Background: PDA has been associated with the development of chronic lung disease (CLD) in premature infants; however, in one randomized trial early ligation of PDA did not decrease the incidence of CLD (Cassady et al, NEJM 320:1511). We have linked low cortisol values during the first week of life with subsequent development of CLD. We therefore undertook to evaluate the relationship of cortisol concentrations in very low birth weight infants during the first week of life to the presence of a clinically significant PDA and to correlate its presence with respiratory outcome. Methods: This was a prospective, observational cohort study of very low birth weight infants at two study sites. Cortisol values were obtained three times during the first week: (1) day 2; (2) day 3 or 4; and (3) day 5, 6 or 7. Patients were considered to have a significant PDA if they were treated with indomethacin or ligation during the first month of life. Cortisol values were analyzed after log transformation, by multiple regression with gestational age as a cofactor. Results: We obtained 311 cortisol values from 125 babies. Infants with PDA (n=57) were smaller and more immature than those without (n=68): mean±SD=975±242 grams birth weight vs 1082±255 grams, p=0.01; 27.4±2.0 weeks gestation vs 28.4±2.2 weeks, p=0.02. On day 2, babies with and without PDA had similar cortisol values; however, after that, babies treated for PDA had significantly lower cortisol values during the first week of life (*p≤0.001). (Table) Cortisol values were similar between infants who had been previously treated with indomethacin vs those who had not (geometric mean day 3-4, 118(n=9) vs 97nmol/l (n=39); day 5-7, 88(n=9) vs 112nmol/l (n=51).

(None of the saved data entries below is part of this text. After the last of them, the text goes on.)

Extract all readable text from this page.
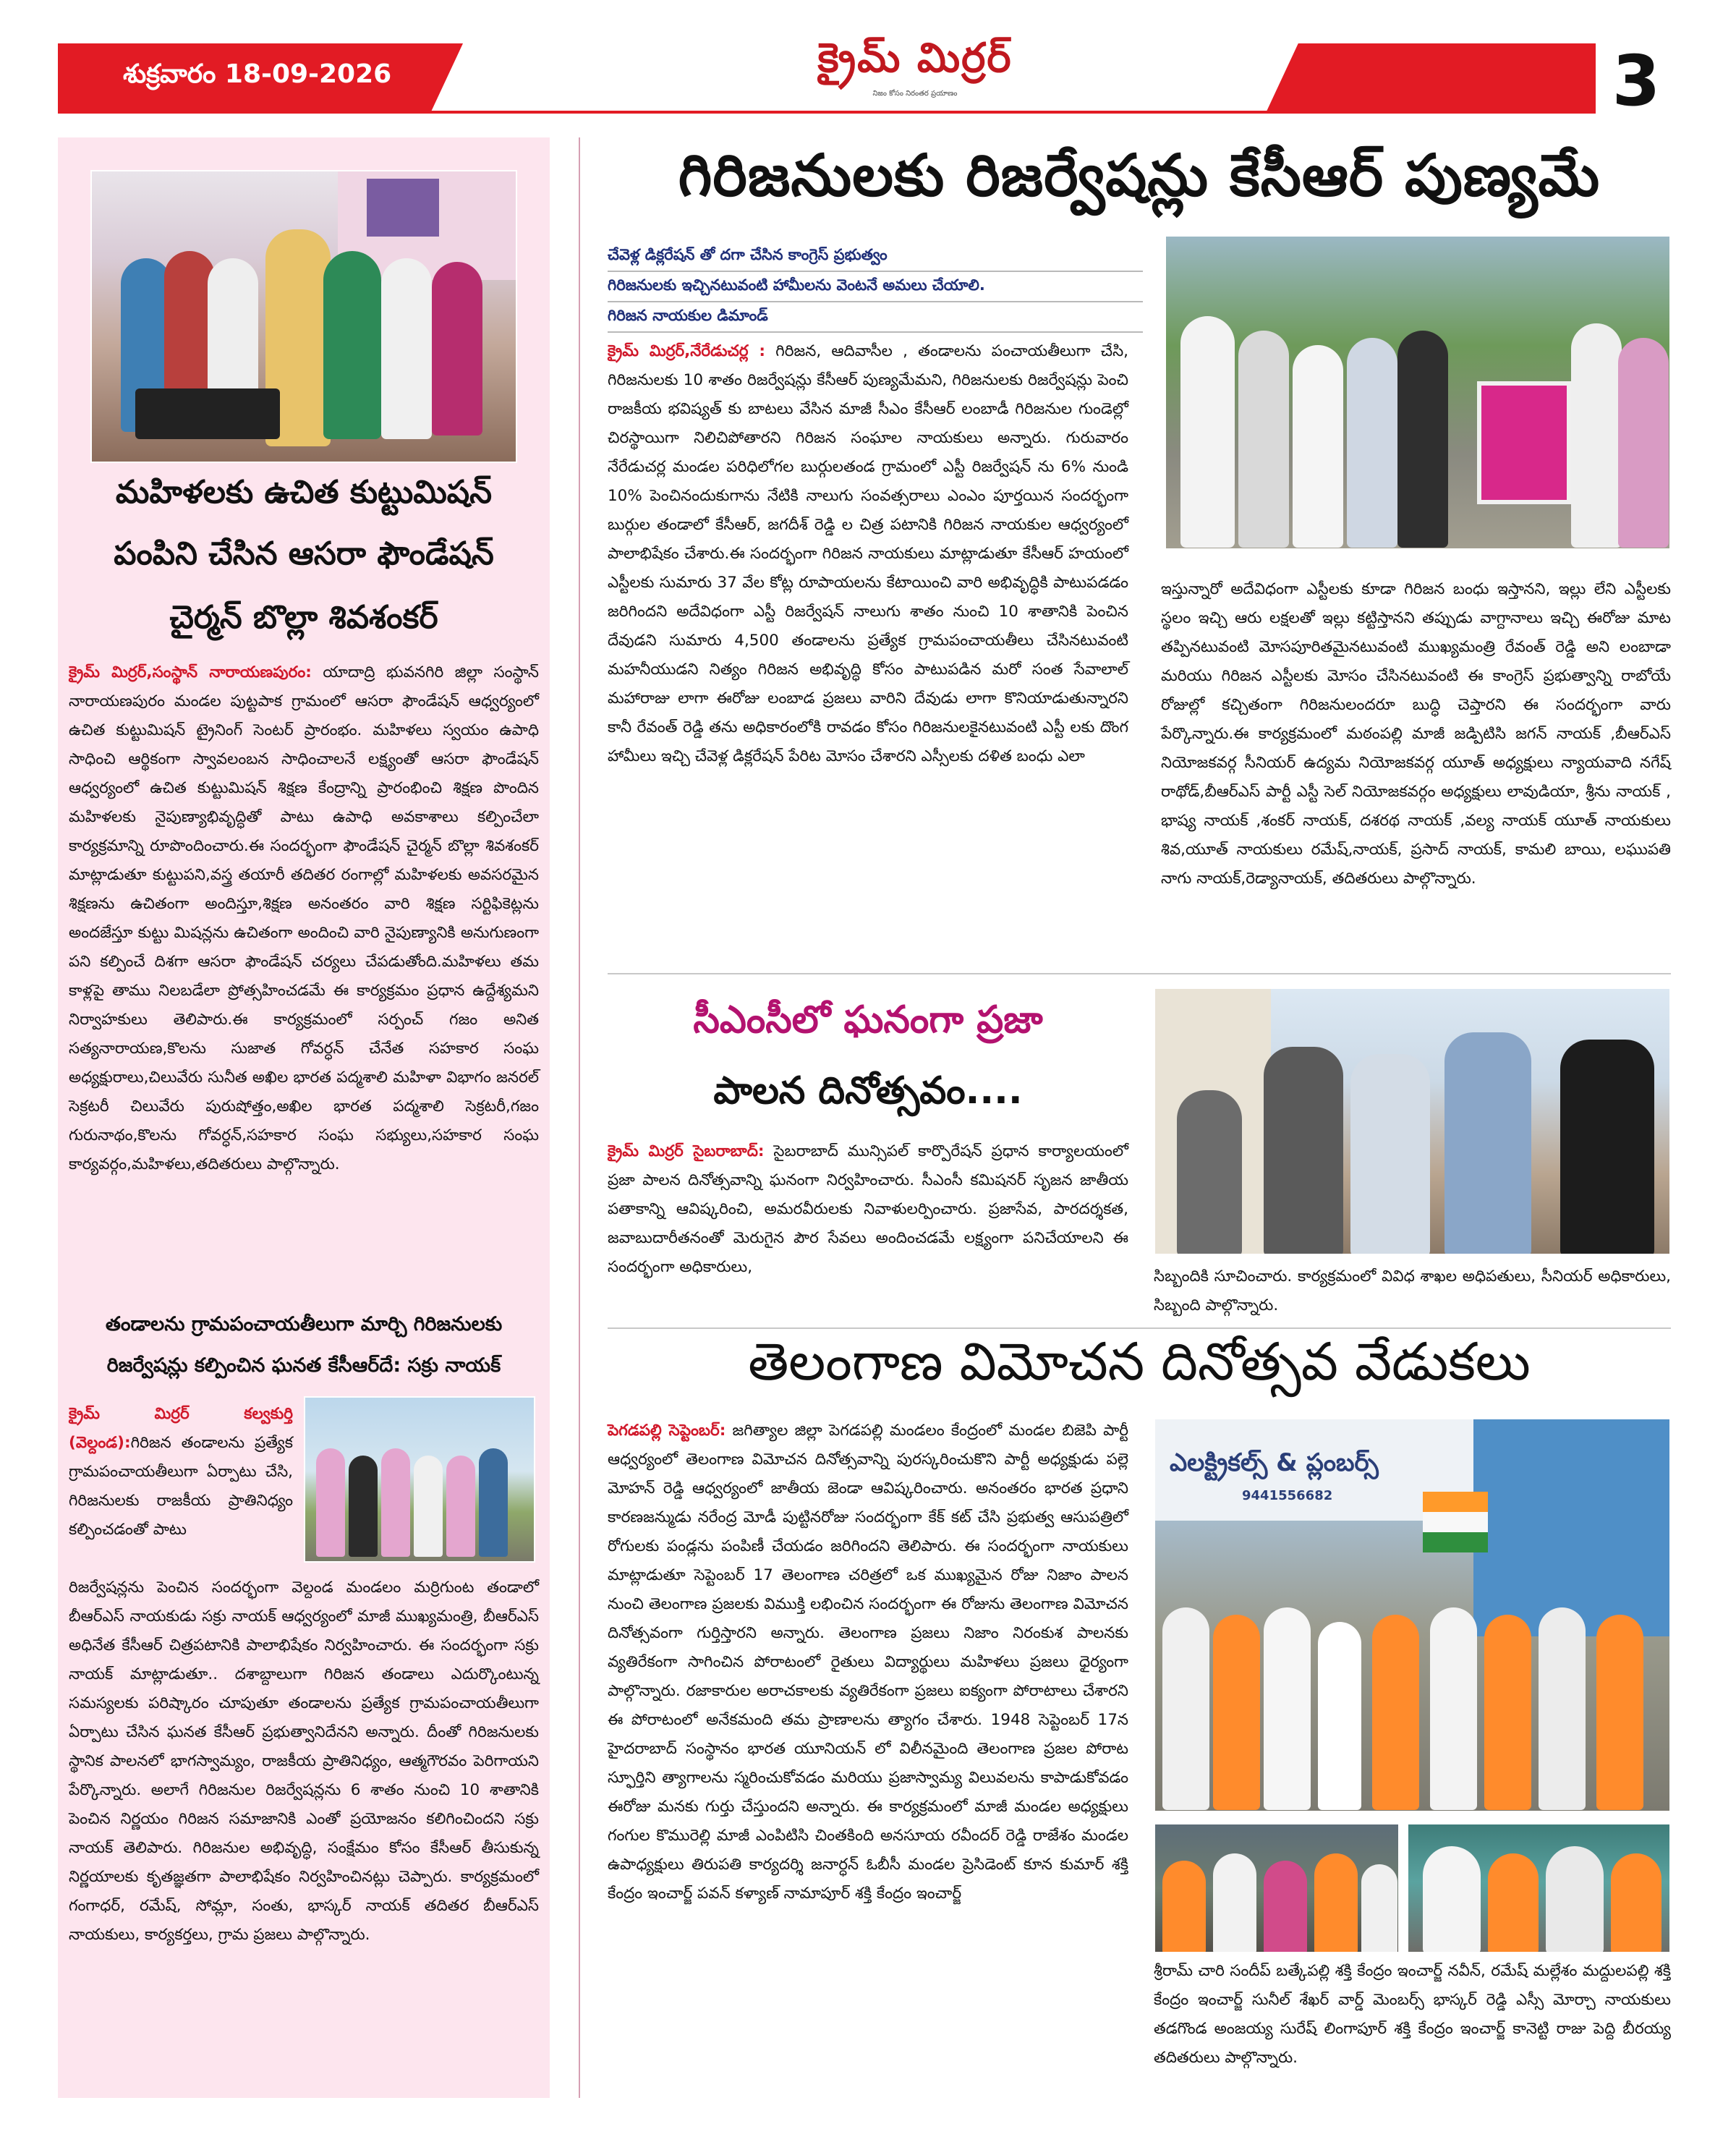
శుక్రవారం 18-09-2026	క్రైమ్ మిర్రర్
నిజం కోసం నిరంతర ప్రయాణం	3
మహిళలకు ఉచిత కుట్టుమిషన్
పంపిని చేసిన ఆసరా ఫౌండేషన్
చైర్మన్ బొల్లా శివశంకర్
క్రైమ్ మిర్రర్,సంస్థాన్ నారాయణపురం: యాదాద్రి భువనగిరి జిల్లా సంస్థాన్ నారాయణపురం మండల పుట్టపాక గ్రామంలో ఆసరా ఫౌండేషన్ ఆధ్వర్యంలో ఉచిత కుట్టుమిషన్ ట్రైనింగ్ సెంటర్ ప్రారంభం. మహిళలు స్వయం ఉపాధి సాధించి ఆర్థికంగా స్వావలంబన సాధించాలనే లక్ష్యంతో ఆసరా ఫౌండేషన్ ఆధ్వర్యంలో ఉచిత కుట్టుమిషన్ శిక్షణ కేంద్రాన్ని ప్రారంభించి శిక్షణ పొందిన మహిళలకు నైపుణ్యాభివృద్ధితో పాటు ఉపాధి అవకాశాలు కల్పించేలా కార్యక్రమాన్ని రూపొందించారు.ఈ సందర్భంగా ఫౌండేషన్ చైర్మన్ బొల్లా శివశంకర్ మాట్లాడుతూ కుట్టుపని,వస్త్ర తయారీ తదితర రంగాల్లో మహిళలకు అవసరమైన శిక్షణను ఉచితంగా అందిస్తూ,శిక్షణ అనంతరం వారి శిక్షణ సర్టిఫికెట్లను అందజేస్తూ కుట్టు మిషన్లను ఉచితంగా అందించి వారి నైపుణ్యానికి అనుగుణంగా పని కల్పించే దిశగా ఆసరా ఫౌండేషన్ చర్యలు చేపడుతోంది.మహిళలు తమ కాళ్లపై తాము నిలబడేలా ప్రోత్సహించడమే ఈ కార్యక్రమం ప్రధాన ఉద్దేశ్యమని నిర్వాహకులు తెలిపారు.ఈ కార్యక్రమంలో సర్పంచ్ గజం అనిత సత్యనారాయణ,కొలను సుజాత గోవర్ధన్ చేనేత సహకార సంఘ అధ్యక్షురాలు,చిలువేరు సునీత అఖిల భారత పద్మశాలి మహిళా విభాగం జనరల్ సెక్రటరీ చిలువేరు పురుషోత్తం,అఖిల భారత పద్మశాలి సెక్రటరీ,గజం గురునాథం,కొలను గోవర్ధన్,సహకార సంఘ సభ్యులు,సహకార సంఘ కార్యవర్గం,మహిళలు,తదితరులు పాల్గొన్నారు.
తండాలను గ్రామపంచాయతీలుగా మార్చి గిరిజనులకు
రిజర్వేషన్లు కల్పించిన ఘనత కేసీఆర్‌దే: సక్రు నాయక్
క్రైమ్ మిర్రర్ కల్వకుర్తి (వెల్దండ):గిరిజన తండాలను ప్రత్యేక గ్రామపంచాయతీలుగా ఏర్పాటు చేసి, గిరిజనులకు రాజకీయ ప్రాతినిధ్యం కల్పించడంతో పాటు
రిజర్వేషన్లను పెంచిన సందర్భంగా వెల్దండ మండలం మర్రిగుంట తండాలో బీఆర్ఎస్ నాయకుడు సక్రు నాయక్ ఆధ్వర్యంలో మాజీ ముఖ్యమంత్రి, బీఆర్ఎస్ అధినేత కేసీఆర్ చిత్రపటానికి పాలాభిషేకం నిర్వహించారు. ఈ సందర్భంగా సక్రు నాయక్ మాట్లాడుతూ.. దశాబ్దాలుగా గిరిజన తండాలు ఎదుర్కొంటున్న సమస్యలకు పరిష్కారం చూపుతూ తండాలను ప్రత్యేక గ్రామపంచాయతీలుగా ఏర్పాటు చేసిన ఘనత కేసీఆర్ ప్రభుత్వానిదేనని అన్నారు. దీంతో గిరిజనులకు స్థానిక పాలనలో భాగస్వామ్యం, రాజకీయ ప్రాతినిధ్యం, ఆత్మగౌరవం పెరిగాయని పేర్కొన్నారు. అలాగే గిరిజనుల రిజర్వేషన్లను 6 శాతం నుంచి 10 శాతానికి పెంచిన నిర్ణయం గిరిజన సమాజానికి ఎంతో ప్రయోజనం కలిగించిందని సక్రు నాయక్ తెలిపారు. గిరిజనుల అభివృద్ధి, సంక్షేమం కోసం కేసీఆర్ తీసుకున్న నిర్ణయాలకు కృతజ్ఞతగా పాలాభిషేకం నిర్వహించినట్లు చెప్పారు. కార్యక్రమంలో గంగాధర్, రమేష్, సోమ్లా, సంతు, భాస్కర్ నాయక్ తదితర బీఆర్ఎస్ నాయకులు, కార్యకర్తలు, గ్రామ ప్రజలు పాల్గొన్నారు.
గిరిజనులకు రిజర్వేషన్లు కేసీఆర్ పుణ్యమే
చేవెళ్ల డిక్లరేషన్ తో దగా చేసిన కాంగ్రెస్ ప్రభుత్వం
గిరిజనులకు ఇచ్చినటువంటి హామీలను వెంటనే అమలు చేయాలి.
గిరిజన నాయకుల డిమాండ్
క్రైమ్ మిర్రర్,నేరేడుచర్ల : గిరిజన, ఆదివాసీల , తండాలను పంచాయతీలుగా చేసి, గిరిజనులకు 10 శాతం రిజర్వేషన్లు కేసీఆర్ పుణ్యమేమని, గిరిజనులకు రిజర్వేషన్లు పెంచి రాజకీయ భవిష్యత్ కు బాటలు వేసిన మాజీ సీఎం కేసీఆర్ లంబాడీ గిరిజనుల గుండెల్లో చిరస్థాయిగా నిలిచిపోతారని గిరిజన సంఘాల నాయకులు అన్నారు. గురువారం నేరేడుచర్ల మండల పరిధిలోగల బుర్గులతండ గ్రామంలో ఎస్టీ రిజర్వేషన్ ను 6% నుండి 10% పెంచినందుకుగాను నేటికి నాలుగు సంవత్సరాలు ఎంఎం పూర్తయిన సందర్భంగా బుర్గుల తండాలో కేసీఆర్, జగదీశ్ రెడ్డి ల చిత్ర పటానికి గిరిజన నాయకుల ఆధ్వర్యంలో పాలాభిషేకం చేశారు.ఈ సందర్భంగా గిరిజన నాయకులు మాట్లాడుతూ కేసీఆర్ హయంలో ఎస్టీలకు సుమారు 37 వేల కోట్ల రూపాయలను కేటాయించి వారి అభివృద్ధికి పాటుపడడం జరిగిందని అదేవిధంగా ఎస్టీ రిజర్వేషన్ నాలుగు శాతం నుంచి 10 శాతానికి పెంచిన దేవుడని సుమారు 4,500 తండాలను ప్రత్యేక గ్రామపంచాయతీలు చేసినటువంటి మహనీయుడని నిత్యం గిరిజన అభివృద్ధి కోసం పాటుపడిన మరో సంత సేవాలాల్ మహారాజు లాగా ఈరోజు లంబాడ ప్రజలు వారిని దేవుడు లాగా కొనియాడుతున్నారని కానీ రేవంత్ రెడ్డి తను అధికారంలోకి రావడం కోసం గిరిజనులకైనటువంటి ఎస్టీ లకు దొంగ హామీలు ఇచ్చి చేవెళ్ల డిక్లరేషన్ పేరిట మోసం చేశారని ఎస్సీలకు దళిత బంధు ఎలా
ఇస్తున్నారో అదేవిధంగా ఎస్టీలకు కూడా గిరిజన బంధు ఇస్తానని, ఇల్లు లేని ఎస్టీలకు స్థలం ఇచ్చి ఆరు లక్షలతో ఇల్లు కట్టిస్తానని తప్పుడు వాగ్దానాలు ఇచ్చి ఈరోజు మాట తప్పినటువంటి మోసపూరితమైనటువంటి ముఖ్యమంత్రి రేవంత్ రెడ్డి అని లంబాడా మరియు గిరిజన ఎస్టీలకు మోసం చేసినటువంటి ఈ కాంగ్రెస్ ప్రభుత్వాన్ని రాబోయే రోజుల్లో కచ్చితంగా గిరిజనులందరూ బుద్ధి చెప్తారని ఈ సందర్భంగా వారు పేర్కొన్నారు.ఈ కార్యక్రమంలో మఠంపల్లి మాజీ జడ్పిటిసి జగన్ నాయక్ ,బీఆర్ఎస్ నియోజకవర్గ సీనియర్ ఉద్యమ నియోజకవర్గ యూత్ అధ్యక్షులు న్యాయవాది నగేష్ రాథోడ్,బీఆర్ఎస్ పార్టీ ఎస్టీ సెల్ నియోజకవర్గం అధ్యక్షులు లావుడియా, శ్రీను నాయక్ , భాష్య నాయక్ ,శంకర్ నాయక్, దశరథ నాయక్ ,వల్య నాయక్ యూత్ నాయకులు శివ,యూత్ నాయకులు రమేష్,నాయక్, ప్రసాద్ నాయక్, కామలి బాయి, లఘుపతి నాగు నాయక్,రెడ్యానాయక్, తదితరులు పాల్గొన్నారు.
సీఎంసీలో ఘనంగా ప్రజా
పాలన దినోత్సవం....
క్రైమ్ మిర్రర్ సైబరాబాద్: సైబరాబాద్ మున్సిపల్ కార్పొరేషన్ ప్రధాన కార్యాలయంలో ప్రజా పాలన దినోత్సవాన్ని ఘనంగా నిర్వహించారు. సీఎంసీ కమిషనర్ సృజన జాతీయ పతాకాన్ని ఆవిష్కరించి, అమరవీరులకు నివాళులర్పించారు. ప్రజాసేవ, పారదర్శకత, జవాబుదారీతనంతో మెరుగైన పౌర సేవలు అందించడమే లక్ష్యంగా పనిచేయాలని ఈ సందర్భంగా అధికారులు,
సిబ్బందికి సూచించారు. కార్యక్రమంలో వివిధ శాఖల అధిపతులు, సీనియర్ అధికారులు, సిబ్బంది పాల్గొన్నారు.
తెలంగాణ విమోచన దినోత్సవ వేడుకలు
పెగడపల్లి సెప్టెంబర్: జగిత్యాల జిల్లా పెగడపల్లి మండలం కేంద్రంలో మండల బిజెపి పార్టీ ఆధ్వర్యంలో తెలంగాణ విమోచన దినోత్సవాన్ని పురస్కరించుకొని పార్టీ అధ్యక్షుడు పల్లె మోహన్ రెడ్డి ఆధ్వర్యంలో జాతీయ జెండా ఆవిష్కరించారు. అనంతరం భారత ప్రధాని కారణజన్ముడు నరేంద్ర మోడీ పుట్టినరోజు సందర్భంగా కేక్ కట్ చేసి ప్రభుత్వ ఆసుపత్రిలో రోగులకు పండ్లను పంపిణీ చేయడం జరిగిందని తెలిపారు. ఈ సందర్భంగా నాయకులు మాట్లాడుతూ సెప్టెంబర్ 17 తెలంగాణ చరిత్రలో ఒక ముఖ్యమైన రోజు నిజాం పాలన నుంచి తెలంగాణ ప్రజలకు విముక్తి లభించిన సందర్భంగా ఈ రోజును తెలంగాణ విమోచన దినోత్సవంగా గుర్తిస్తారని అన్నారు. తెలంగాణ ప్రజలు నిజాం నిరంకుశ పాలనకు వ్యతిరేకంగా సాగించిన పోరాటంలో రైతులు విద్యార్థులు మహిళలు ప్రజలు ధైర్యంగా పాల్గొన్నారు. రజాకారుల అరాచకాలకు వ్యతిరేకంగా ప్రజలు ఐక్యంగా పోరాటాలు చేశారని ఈ పోరాటంలో అనేకమంది తమ ప్రాణాలను త్యాగం చేశారు. 1948 సెప్టెంబర్ 17న హైదరాబాద్ సంస్థానం భారత యూనియన్ లో విలీనమైంది తెలంగాణ ప్రజల పోరాట స్ఫూర్తిని త్యాగాలను స్మరించుకోవడం మరియు ప్రజాస్వామ్య విలువలను కాపాడుకోవడం ఈరోజు మనకు గుర్తు చేస్తుందని అన్నారు. ఈ కార్యక్రమంలో మాజీ మండల అధ్యక్షులు గంగుల కొమురెల్లి మాజీ ఎంపిటిసి చింతకింది అనసూయ రవీందర్ రెడ్డి రాజేశం మండల ఉపాధ్యక్షులు తిరుపతి కార్యదర్శి జనార్ధన్ ఓబీసీ మండల ప్రెసిడెంట్ కూన కుమార్ శక్తి కేంద్రం ఇంచార్జ్ పవన్ కళ్యాణ్ నామాపూర్ శక్తి కేంద్రం ఇంచార్జ్
ఎలక్ట్రికల్స్ & ప్లంబర్స్
9441556682
శ్రీరామ్ చారి సందీప్ బత్కేపల్లి శక్తి కేంద్రం ఇంచార్జ్ నవీన్, రమేష్ మల్లేశం మద్దులపల్లి శక్తి కేంద్రం ఇంచార్జ్ సునీల్ శేఖర్ వార్డ్ మెంబర్స్ భాస్కర్ రెడ్డి ఎస్సీ మోర్చా నాయకులు తడగొండ అంజయ్య సురేష్ లింగాపూర్ శక్తి కేంద్రం ఇంచార్జ్ కానెట్టి రాజు పెద్ది బీరయ్య తదితరులు పాల్గొన్నారు.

PDA correlated with subsequent development of bronchopulmonary dysplasia (BPD, ↑FiO2 at 28 days) (p<0.001) and chronic lung disease (CLD, ↑FiO2 at 36 weeks post conception) (p<0.001). Conclusion: Infants treated for PDA had lower cortisol values early in life, and an increased incidence of BPD and CLD. Cortisol decreases the sensitivity of ductal tissue to prostaglandin E and may decrease prostaglandin production. We speculate that the observed link between PDA and CLD in preterm infants may in part be a reflection of adrenal insufficiency, which may allow persistence of ductal patency and predispose to chronic lung injury.